This seems too straightforward, what’s the catch?
Like how secure is it? Should I be turning it off (and disabling the port forwarding) when not using it?
Do I need any additional security? Mainly just want to use it for Jellyfin
Thanks
I switched from Traefik to Caddy a few years ago and have no ragrets. The only complaints I have about Caddy:
- It doesn’t support configuring virtual hosts automatically via docker labelsl (like Traefik).
- Many features (like DNS auth for certs) require compiling Caddy. Which is easy but annoying.
I have not tested it, but someone did auto discovery for caddy
It doesn’t support configuring virtual hosts automatically via docker labelsl (like Traefik).
Here you go: https://github.com/lucaslorentz/caddy-docker-proxy. No more extra Caddy configuration file.
If you are using Docker, check out this repository for Caddy builds with different plugins https://github.com/serfriz/caddy-custom-builds
Random question from a noobie…. Why do you use something like Traefik versus something like Cloudflare Zero Access? (Again sorry if question is dumb). I’m just a new guy to this learning as I go and after getting up zero access with a $8 domain and now being able to securely access everything via subdomains it seems confusing why apps like Traefik are still so popular? I know I’m missing something there but hoping someone points it out.
I wrote something that can setup caddy automatically from docker labels.
It’s not well documented as I mostly wrote it for myself. https://hub.docker.com/r/mheys1/docker-dynamic-caddy https://github.com/mattheys/ddc
It basically acts like a DNS server serving up SRV records that caddy can use for dynamic configuration, I added in an on_demand_tls endpoint as well so that you don’t get spammed for non existent TLS records.
Anyone know if Caddy would be a good pick for a reverse proxy on a public subnet to distribute traffic to a bunch of subdomains in low traffic settings? I figure it could be a single source for all HTTPS stuff in my stack.
Or is it really just for like single applications running through Docker? Sorry, I haven’t played with it too much.
What is it? Is it an alternative to unraid?
there are some trade offs, mostly performance
I would not directly expose Jellyfin to the Internet (including reverse proxy) because of security issues they’ve had. And no, a reverse proxy (like Caddy) doesn’t usually add much insecurity or security^.
The thing I currently do is use forward_auth w/ Authelia (from anywhere, you could also use basic_auth though the UX sucks) but bypass it for the app in private IP ranges (aka at home or in VPN):
jellyfin.example {
@notapp {
not {
header User-Agent *Jellyfin*
client_ip private_ranges
}
}
forward_auth @notapp localhost:8080 {
uri /api/verify?rd=https://authelia.example/
}
reverse_proxy 192.168.1.44:8080
}
Apps get to continue working, and I can access it from my phone without a VPN setup (because it’s annoying and I only look at metadata on my phone anyway).
You can also do a simpler config (which I used to do) where you just give an HTTP Unauthorized for anything outside of private ranges (this lets you do the HTTP challenge for a certificate while still not exposing Jellyfin to the general internet).

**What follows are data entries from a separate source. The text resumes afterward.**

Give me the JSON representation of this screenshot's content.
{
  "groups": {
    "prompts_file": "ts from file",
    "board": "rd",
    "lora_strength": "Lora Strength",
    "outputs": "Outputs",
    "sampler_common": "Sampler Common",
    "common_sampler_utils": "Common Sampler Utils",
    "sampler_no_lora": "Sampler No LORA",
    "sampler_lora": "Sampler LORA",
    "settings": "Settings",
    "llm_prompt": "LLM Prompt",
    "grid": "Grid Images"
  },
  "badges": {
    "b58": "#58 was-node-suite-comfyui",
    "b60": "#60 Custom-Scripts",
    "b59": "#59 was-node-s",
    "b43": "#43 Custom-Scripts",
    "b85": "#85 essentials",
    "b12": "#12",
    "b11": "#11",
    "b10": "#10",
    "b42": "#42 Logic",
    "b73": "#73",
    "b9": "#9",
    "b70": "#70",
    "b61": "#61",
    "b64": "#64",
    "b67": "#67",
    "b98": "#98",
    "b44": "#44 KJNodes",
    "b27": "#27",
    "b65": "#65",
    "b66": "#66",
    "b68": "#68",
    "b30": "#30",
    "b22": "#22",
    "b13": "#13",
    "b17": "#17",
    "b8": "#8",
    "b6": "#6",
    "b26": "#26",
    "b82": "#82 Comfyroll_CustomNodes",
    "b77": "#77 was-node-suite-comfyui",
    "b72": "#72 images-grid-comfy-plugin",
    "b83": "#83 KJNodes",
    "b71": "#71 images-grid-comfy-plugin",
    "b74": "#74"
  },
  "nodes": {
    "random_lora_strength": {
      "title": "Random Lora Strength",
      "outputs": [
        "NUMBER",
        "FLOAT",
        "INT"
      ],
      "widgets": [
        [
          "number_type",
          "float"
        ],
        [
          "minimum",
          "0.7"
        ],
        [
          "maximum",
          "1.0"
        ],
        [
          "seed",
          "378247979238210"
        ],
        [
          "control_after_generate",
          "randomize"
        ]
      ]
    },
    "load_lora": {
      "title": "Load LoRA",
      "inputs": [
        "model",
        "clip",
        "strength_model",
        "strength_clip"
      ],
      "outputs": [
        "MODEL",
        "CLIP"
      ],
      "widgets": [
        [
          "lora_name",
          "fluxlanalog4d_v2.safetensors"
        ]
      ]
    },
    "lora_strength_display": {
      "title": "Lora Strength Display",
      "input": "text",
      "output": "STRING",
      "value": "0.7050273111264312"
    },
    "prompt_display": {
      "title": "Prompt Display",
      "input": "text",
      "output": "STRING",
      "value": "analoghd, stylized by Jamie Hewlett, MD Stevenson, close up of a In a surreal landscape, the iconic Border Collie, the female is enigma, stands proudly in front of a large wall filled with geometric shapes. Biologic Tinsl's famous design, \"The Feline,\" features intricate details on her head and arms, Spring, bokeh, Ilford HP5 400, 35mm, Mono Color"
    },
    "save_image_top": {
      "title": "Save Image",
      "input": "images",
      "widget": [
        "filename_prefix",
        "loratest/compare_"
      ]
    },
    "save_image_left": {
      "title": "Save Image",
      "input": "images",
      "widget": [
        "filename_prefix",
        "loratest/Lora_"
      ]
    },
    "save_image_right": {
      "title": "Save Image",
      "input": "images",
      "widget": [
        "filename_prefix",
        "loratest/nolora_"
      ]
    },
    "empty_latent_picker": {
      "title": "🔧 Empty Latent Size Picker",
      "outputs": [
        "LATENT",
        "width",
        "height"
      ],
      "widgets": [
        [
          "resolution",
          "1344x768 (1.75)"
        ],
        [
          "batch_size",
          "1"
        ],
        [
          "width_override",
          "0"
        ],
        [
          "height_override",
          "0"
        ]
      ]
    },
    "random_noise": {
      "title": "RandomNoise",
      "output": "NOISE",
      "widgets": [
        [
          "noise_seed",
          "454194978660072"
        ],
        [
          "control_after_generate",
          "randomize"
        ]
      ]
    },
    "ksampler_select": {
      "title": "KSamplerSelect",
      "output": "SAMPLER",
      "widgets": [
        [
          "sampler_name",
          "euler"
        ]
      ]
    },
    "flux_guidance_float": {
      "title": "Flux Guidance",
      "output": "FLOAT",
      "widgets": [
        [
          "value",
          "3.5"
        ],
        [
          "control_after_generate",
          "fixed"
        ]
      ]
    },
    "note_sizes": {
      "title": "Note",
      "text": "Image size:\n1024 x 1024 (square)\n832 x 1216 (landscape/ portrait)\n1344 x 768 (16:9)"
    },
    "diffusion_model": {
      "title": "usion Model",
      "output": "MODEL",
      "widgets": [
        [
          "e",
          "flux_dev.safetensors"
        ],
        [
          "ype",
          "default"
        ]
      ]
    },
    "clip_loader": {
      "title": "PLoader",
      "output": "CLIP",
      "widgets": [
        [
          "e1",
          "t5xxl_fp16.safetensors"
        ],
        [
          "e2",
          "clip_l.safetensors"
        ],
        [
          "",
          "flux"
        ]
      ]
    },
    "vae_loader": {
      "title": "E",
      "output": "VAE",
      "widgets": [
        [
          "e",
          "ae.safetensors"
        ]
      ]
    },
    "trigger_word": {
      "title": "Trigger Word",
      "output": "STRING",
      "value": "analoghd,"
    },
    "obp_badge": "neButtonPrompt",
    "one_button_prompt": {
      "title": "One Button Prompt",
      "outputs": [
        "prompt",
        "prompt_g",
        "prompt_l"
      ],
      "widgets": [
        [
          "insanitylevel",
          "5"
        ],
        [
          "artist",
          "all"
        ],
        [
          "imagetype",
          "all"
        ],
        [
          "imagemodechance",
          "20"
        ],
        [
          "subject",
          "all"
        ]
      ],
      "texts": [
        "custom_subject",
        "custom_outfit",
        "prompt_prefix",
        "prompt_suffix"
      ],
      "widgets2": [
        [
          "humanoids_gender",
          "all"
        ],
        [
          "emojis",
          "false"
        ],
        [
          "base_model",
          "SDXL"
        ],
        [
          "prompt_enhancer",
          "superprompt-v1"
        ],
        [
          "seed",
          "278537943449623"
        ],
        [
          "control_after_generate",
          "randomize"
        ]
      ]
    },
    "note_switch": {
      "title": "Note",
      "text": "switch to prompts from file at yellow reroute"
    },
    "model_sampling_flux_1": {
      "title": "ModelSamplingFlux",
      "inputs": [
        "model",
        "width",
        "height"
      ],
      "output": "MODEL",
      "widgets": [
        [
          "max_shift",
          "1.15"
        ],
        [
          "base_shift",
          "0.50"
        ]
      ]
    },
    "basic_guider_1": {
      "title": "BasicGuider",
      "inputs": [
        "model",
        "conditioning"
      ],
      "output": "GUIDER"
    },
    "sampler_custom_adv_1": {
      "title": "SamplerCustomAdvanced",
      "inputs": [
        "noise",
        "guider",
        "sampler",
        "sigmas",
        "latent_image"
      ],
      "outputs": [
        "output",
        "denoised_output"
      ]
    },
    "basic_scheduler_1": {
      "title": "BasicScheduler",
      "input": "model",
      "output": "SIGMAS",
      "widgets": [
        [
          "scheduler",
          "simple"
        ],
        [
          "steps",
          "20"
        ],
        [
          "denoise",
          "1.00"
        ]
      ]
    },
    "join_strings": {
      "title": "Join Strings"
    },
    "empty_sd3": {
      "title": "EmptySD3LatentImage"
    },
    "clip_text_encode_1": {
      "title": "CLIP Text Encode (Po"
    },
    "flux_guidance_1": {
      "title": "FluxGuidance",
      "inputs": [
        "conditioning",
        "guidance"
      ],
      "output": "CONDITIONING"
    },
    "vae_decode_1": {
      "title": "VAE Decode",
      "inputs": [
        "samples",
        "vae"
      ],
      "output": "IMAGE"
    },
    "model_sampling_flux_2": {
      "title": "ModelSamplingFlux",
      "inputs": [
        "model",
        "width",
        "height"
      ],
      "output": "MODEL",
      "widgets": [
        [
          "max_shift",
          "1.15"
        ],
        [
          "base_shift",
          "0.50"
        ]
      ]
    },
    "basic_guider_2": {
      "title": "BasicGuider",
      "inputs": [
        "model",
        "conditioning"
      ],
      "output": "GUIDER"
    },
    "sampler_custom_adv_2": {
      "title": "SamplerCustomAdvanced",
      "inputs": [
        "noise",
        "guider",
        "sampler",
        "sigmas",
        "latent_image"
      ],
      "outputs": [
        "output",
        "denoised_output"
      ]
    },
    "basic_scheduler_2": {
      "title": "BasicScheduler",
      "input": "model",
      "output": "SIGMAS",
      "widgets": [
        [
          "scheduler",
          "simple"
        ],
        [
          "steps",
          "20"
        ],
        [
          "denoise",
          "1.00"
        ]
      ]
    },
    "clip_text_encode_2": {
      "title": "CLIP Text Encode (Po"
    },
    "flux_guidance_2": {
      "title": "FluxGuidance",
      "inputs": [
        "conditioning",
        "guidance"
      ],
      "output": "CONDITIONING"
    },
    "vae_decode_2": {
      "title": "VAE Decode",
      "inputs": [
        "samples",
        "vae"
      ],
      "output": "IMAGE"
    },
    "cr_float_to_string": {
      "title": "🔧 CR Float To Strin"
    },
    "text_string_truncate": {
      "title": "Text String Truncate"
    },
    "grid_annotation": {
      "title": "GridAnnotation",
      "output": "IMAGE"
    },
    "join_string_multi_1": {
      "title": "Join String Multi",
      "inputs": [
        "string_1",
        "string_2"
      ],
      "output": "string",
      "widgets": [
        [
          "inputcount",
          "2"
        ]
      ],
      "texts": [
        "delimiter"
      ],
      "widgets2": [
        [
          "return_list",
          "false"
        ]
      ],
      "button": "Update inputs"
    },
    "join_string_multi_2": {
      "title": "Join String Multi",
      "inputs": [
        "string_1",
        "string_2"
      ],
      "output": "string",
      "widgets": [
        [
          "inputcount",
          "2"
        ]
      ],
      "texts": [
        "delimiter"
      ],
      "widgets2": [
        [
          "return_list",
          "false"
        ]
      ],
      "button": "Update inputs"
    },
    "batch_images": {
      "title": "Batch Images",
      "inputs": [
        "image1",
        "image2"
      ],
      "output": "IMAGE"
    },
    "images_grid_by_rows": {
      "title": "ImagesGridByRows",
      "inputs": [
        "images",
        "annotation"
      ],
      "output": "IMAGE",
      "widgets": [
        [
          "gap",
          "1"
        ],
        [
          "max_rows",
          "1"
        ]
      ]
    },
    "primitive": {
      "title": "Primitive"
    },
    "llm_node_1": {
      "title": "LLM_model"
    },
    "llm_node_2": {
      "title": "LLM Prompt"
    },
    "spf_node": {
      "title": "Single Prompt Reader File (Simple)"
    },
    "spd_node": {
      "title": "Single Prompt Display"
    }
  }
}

^You can configure more security by doing authentication in the reverse proxy so that anyone trying to attack services behind it must first authenticate with the reverse proxy, but this is not the default. Security-wise this ends up similar to forcing all access through a VPN first, if a little harder to setup.
Been using it for a few years now, and yeah, it’s just that simple.
I have 443 open and pointing at my Caddy instance, it handles everything else.